Under the hood, these examples are using the
[Minio Python SDK](https://github.com/minio/minio-py). We'll be using our
`daaas_storage` module to automatically configure the client, but take a look at
`daaas_storage.py` (in the same folder as this notebook) if you want to see how
that's done.

## Get connected

Getting connected to bucket storage is as easy as a call to
`get_minimal_client()`. We also have premium storage for use cases that require
very high data throughput.

In [None]:
import daaas_storage

storage = daaas_storage.get_minimal_client()
# minio_client = daaas_storage.get_premium_client()

## Create your bucket

You have access to two buckets:

  * Personal: Your own bucket, visible only to you. You can create this bucket,
    and must name it using the form `first_name-last_name`
    (e.g. `blair-drummond`).
  * Shared: A bucket for sharing with others. You can write objects to paths
    prefixed using the form `first_name-last_name`
    (e.g. `blair-drummond/my-file.txt`). Everyone can read from this bucket.

First, we need to create your personal bucket.

In [None]:
# In your own notebook, you might just do something like:
# BUCKET='first_name-last_name'
bucket = input('Personal bucket name:')

In [None]:
# If the bucket does not follow the convention, this will throw an AccessDenied
# exception.

if not storage.bucket_exists(bucket):
    storage.make_bucket(bucket, storage._region)
    print(f'Created bucket: {bucket}')
else:
    print("Your bucket already exists. 👍")

## Upload a file

Now that your personal bucket exists you can upload your files! We can use
`example.txt` from the same folder as this notebook.

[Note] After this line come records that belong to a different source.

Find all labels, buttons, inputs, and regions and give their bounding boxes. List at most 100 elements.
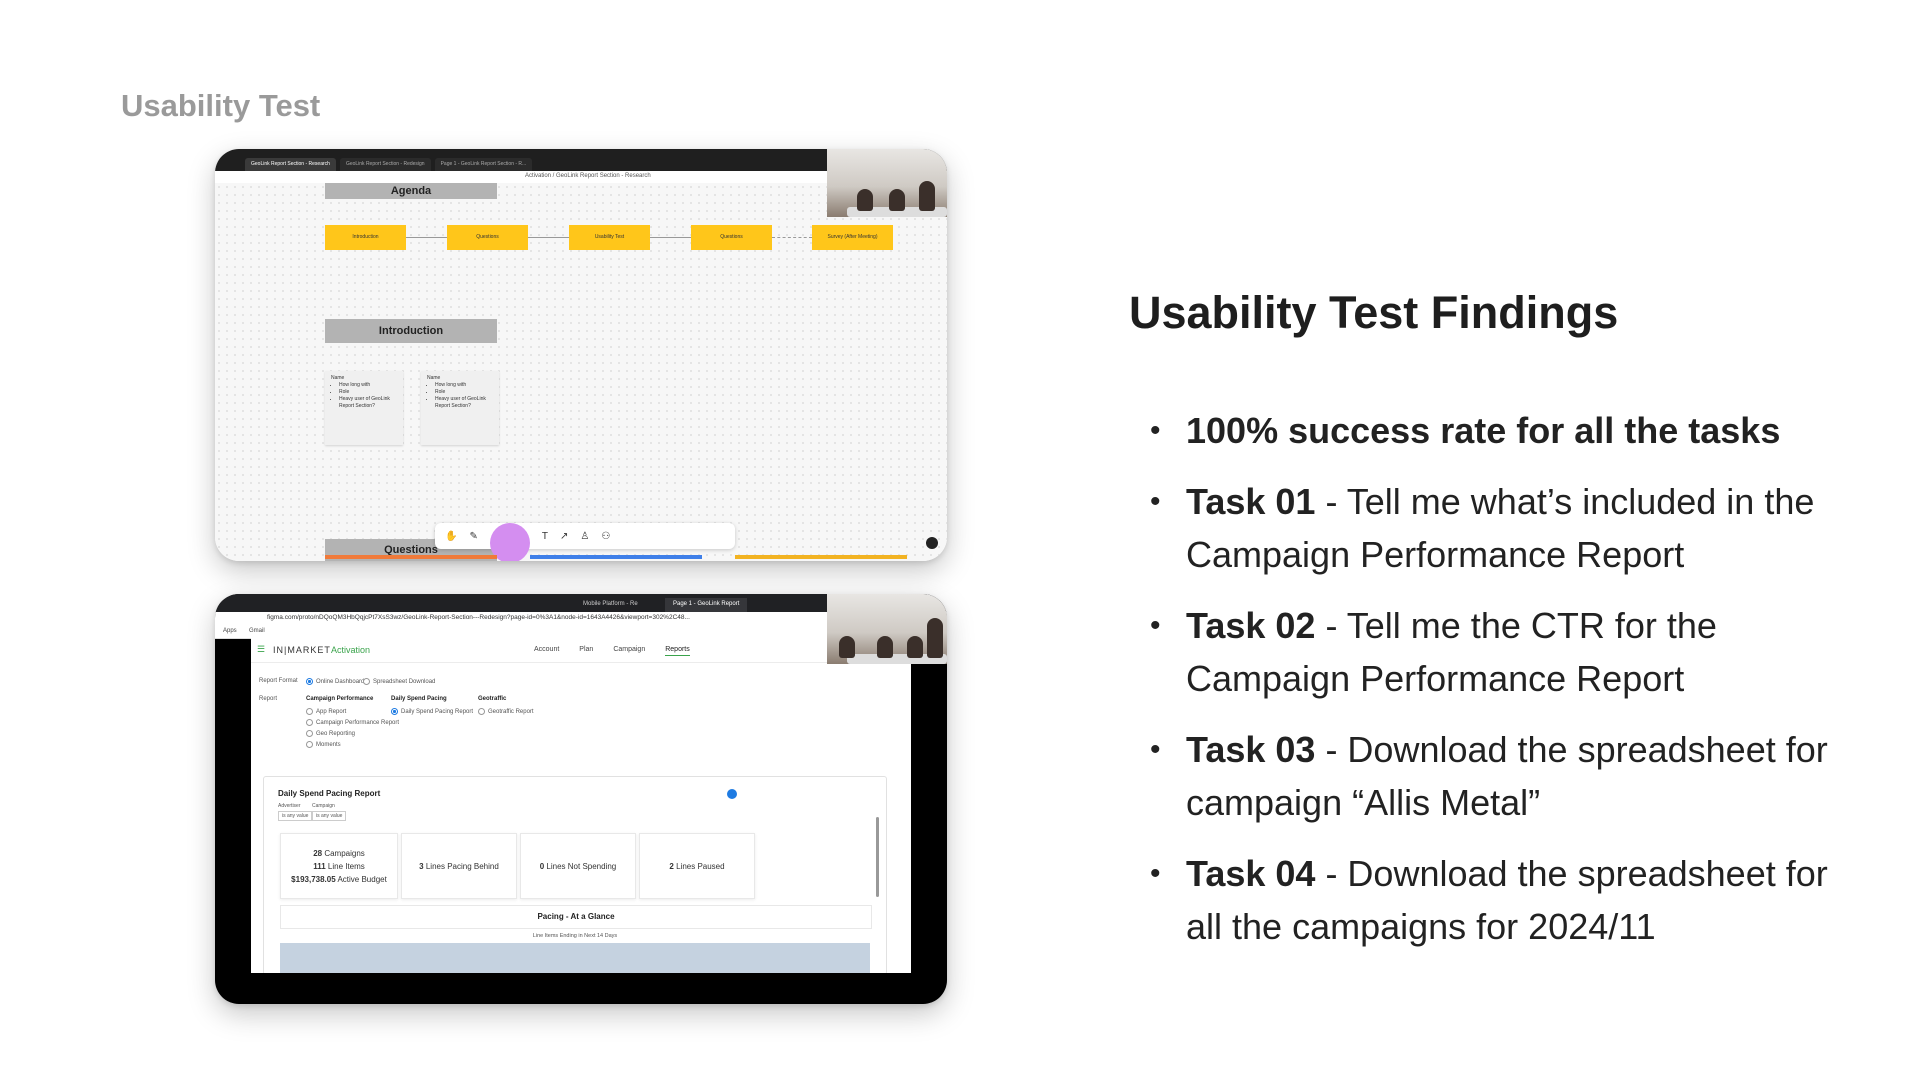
sticky-note[interactable]: Name How long with Role Heavy user of Ge… [421, 371, 499, 445]
note-title: Name [331, 375, 345, 381]
findings-heading: Usability Test Findings [1129, 287, 1619, 338]
connector-icon[interactable]: ↗ [560, 531, 568, 542]
figma-tab[interactable]: Page 1 - GeoLink Report Section - R... [434, 158, 533, 171]
note-item: How long with [435, 382, 493, 389]
nav-reports[interactable]: Reports [665, 646, 690, 656]
stat-number: $193,738.05 [291, 874, 336, 884]
report-option[interactable]: Campaign Performance Report [306, 719, 399, 726]
report-option[interactable]: Geotraffic Report [478, 708, 534, 715]
figma-bottom-toolbar: ✋ ✎ T ↗ ♙ ⚇ [435, 523, 735, 561]
browser-tab[interactable]: Page 1 - GeoLink Report [665, 598, 748, 612]
filter-select[interactable]: is any value [278, 811, 313, 821]
person-icon [877, 636, 893, 658]
figma-tab[interactable]: GeoLink Report Section - Redesign [339, 158, 431, 171]
report-option[interactable]: Geo Reporting [306, 730, 355, 737]
card-title: Daily Spend Pacing Report [278, 789, 381, 798]
text-tool-icon[interactable]: T [542, 531, 548, 542]
stat-number: 0 [539, 861, 545, 871]
webcam-video [827, 594, 947, 664]
radio-icon [363, 678, 370, 685]
flow-arrow [650, 237, 691, 238]
radio-icon [391, 708, 398, 715]
filter-label: Campaign [312, 803, 335, 809]
section-stripe [325, 555, 497, 559]
table-header [280, 943, 870, 973]
group-title: Daily Spend Pacing [391, 696, 447, 702]
stat-summary: 28 Campaigns 111 Line Items $193,738.05 … [280, 833, 398, 899]
format-option[interactable]: Spreadsheet Download [363, 678, 435, 685]
note-item: Role [435, 389, 493, 396]
flow-step: Introduction [325, 225, 406, 250]
stat-number: 111 [313, 861, 326, 871]
person-icon [857, 189, 873, 211]
stamp-icon[interactable]: ♙ [580, 531, 589, 542]
bookmark-gmail[interactable]: Gmail [249, 628, 265, 634]
finding-bold: Task 02 [1186, 605, 1316, 646]
format-option-label: Online Dashboard [316, 679, 365, 686]
stat-number: 28 [313, 848, 323, 858]
hand-tool-icon[interactable]: ✋ [445, 531, 457, 542]
report-option-label: Geotraffic Report [488, 709, 534, 716]
radio-icon [306, 741, 313, 748]
report-option[interactable]: App Report [306, 708, 346, 715]
radio-icon [306, 730, 313, 737]
note-item: Heavy user of GeoLink Report Section? [435, 396, 493, 410]
nav-plan[interactable]: Plan [579, 646, 593, 656]
stat-label: Lines Paused [676, 861, 725, 871]
top-nav: Account Plan Campaign Reports [534, 646, 690, 656]
note-item: How long with [339, 382, 397, 389]
flow-arrow [406, 237, 447, 238]
ending-caption: Line Items Ending in Next 14 Days [532, 933, 618, 939]
person-icon [889, 189, 905, 211]
format-option-label: Spreadsheet Download [373, 679, 436, 686]
section-stripe [530, 555, 702, 559]
flow-step: Questions [691, 225, 772, 250]
figma-board-screenshot: GeoLink Report Section - Research GeoLin… [215, 149, 947, 561]
finding-bold: Task 03 [1186, 729, 1316, 770]
menu-icon[interactable]: ☰ [257, 644, 265, 655]
report-label: Report [259, 696, 278, 702]
person-icon [839, 636, 855, 658]
widgets-icon[interactable]: ⚇ [601, 531, 610, 542]
format-option[interactable]: Online Dashboard [306, 678, 364, 685]
webcam-video [827, 149, 947, 217]
flow-arrow [528, 237, 569, 238]
stat-label: Lines Pacing Behind [425, 861, 499, 871]
figma-breadcrumb: Activation / GeoLink Report Section - Re… [525, 173, 651, 179]
figma-tabs: GeoLink Report Section - Research GeoLin… [215, 158, 765, 171]
report-option[interactable]: Daily Spend Pacing Report [391, 708, 473, 715]
section-stripe [735, 555, 907, 559]
report-option-label: Geo Reporting [316, 731, 356, 738]
figma-canvas[interactable]: Agenda Introduction Questions Usability … [215, 183, 947, 561]
help-icon[interactable] [926, 537, 938, 549]
flow-arrow [772, 237, 812, 239]
report-option-label: Moments [316, 742, 341, 749]
report-card: Daily Spend Pacing Report Advertiser Cam… [263, 776, 887, 973]
scrollbar[interactable] [876, 817, 879, 897]
finding-item: Task 02 - Tell me the CTR for the Campai… [1150, 599, 1866, 705]
figma-tab[interactable]: GeoLink Report Section - Research [245, 158, 336, 171]
flow-step: Usability Test [569, 225, 650, 250]
nav-campaign[interactable]: Campaign [613, 646, 645, 656]
finding-bold: Task 04 [1186, 853, 1316, 894]
person-icon [907, 636, 923, 658]
note-title: Name [427, 375, 441, 381]
sticky-note[interactable]: Name How long with Role Heavy user of Ge… [325, 371, 403, 445]
browser-tab[interactable]: Mobile Platform - Re [575, 598, 646, 612]
slide-label: Usability Test [121, 88, 321, 123]
nav-account[interactable]: Account [534, 646, 559, 656]
person-icon [919, 181, 935, 211]
flow-step: Questions [447, 225, 528, 250]
pencil-icon[interactable]: ✎ [469, 531, 477, 542]
flow-step: Survey (After Meeting) [812, 225, 893, 250]
bookmark-apps[interactable]: Apps [223, 628, 237, 634]
toggle-icon[interactable] [727, 789, 737, 799]
filter-label: Advertiser [278, 803, 301, 809]
filter-select[interactable]: is any value [312, 811, 347, 821]
group-title: Geotraffic [478, 696, 507, 702]
stat-label: Active Budget [337, 874, 387, 884]
note-item: Role [339, 389, 397, 396]
agenda-heading: Agenda [325, 183, 497, 199]
report-option[interactable]: Moments [306, 741, 341, 748]
app-header: ☰ IN|MARKET Activation Account Plan Camp… [251, 638, 911, 663]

**Note:** Bucket storage doesn't actually have real directories, so you won't
find any functions for creating them. But some software will show you a
directory structure by looking at the slashes (`/`) in the file names. We'll use
this to put `example.txt` under an `examples/` faux directory.

In [None]:
# File we want to upload
LOCAL_FILE='example.txt'
# Desired location in the bucket
REMOTE_FILE='examples/Happy-DAaaS-Bird.txt'

storage.fput_object(bucket, REMOTE_FILE, LOCAL_FILE)

## List objects

If you want to list the files in a bucket, you can do that with the storage
client too! Let's do that now and see the file we just uploaded. We'll add a
prefix to limit the results to files beginning with `examples/`, which is akin
to searching within a particular directory.

In [None]:
# List all object paths in bucket that begin with "examples/"
objects = storage.list_objects(bucket, prefix='examples/', recursive=True)

for obj in objects:
    print(f'Name: {obj.object_name}, Size: {obj.size} bytes')
    # Also available: bucket_name, last_modified, etag, content_type

## Download a file

Finally, let's close the loop and download the file we just uploaded, and print
it's contents.

In [None]:
from shutil import copyfileobj

DL_FILE='downloaded_example.txt'

storage.fget_object(bucket, REMOTE_FILE, DL_FILE)
with open(DL_FILE, 'r') as file:
    print(file.read())

# That's it!

You've seen how to upload, list, and download files. You can do more things! For
more advanced usage, check out the full API documentation for the
[Minio Python SDK](https://github.com/minio/minio-py).

And don't forget that you can also do this all on the commandline with `mc`.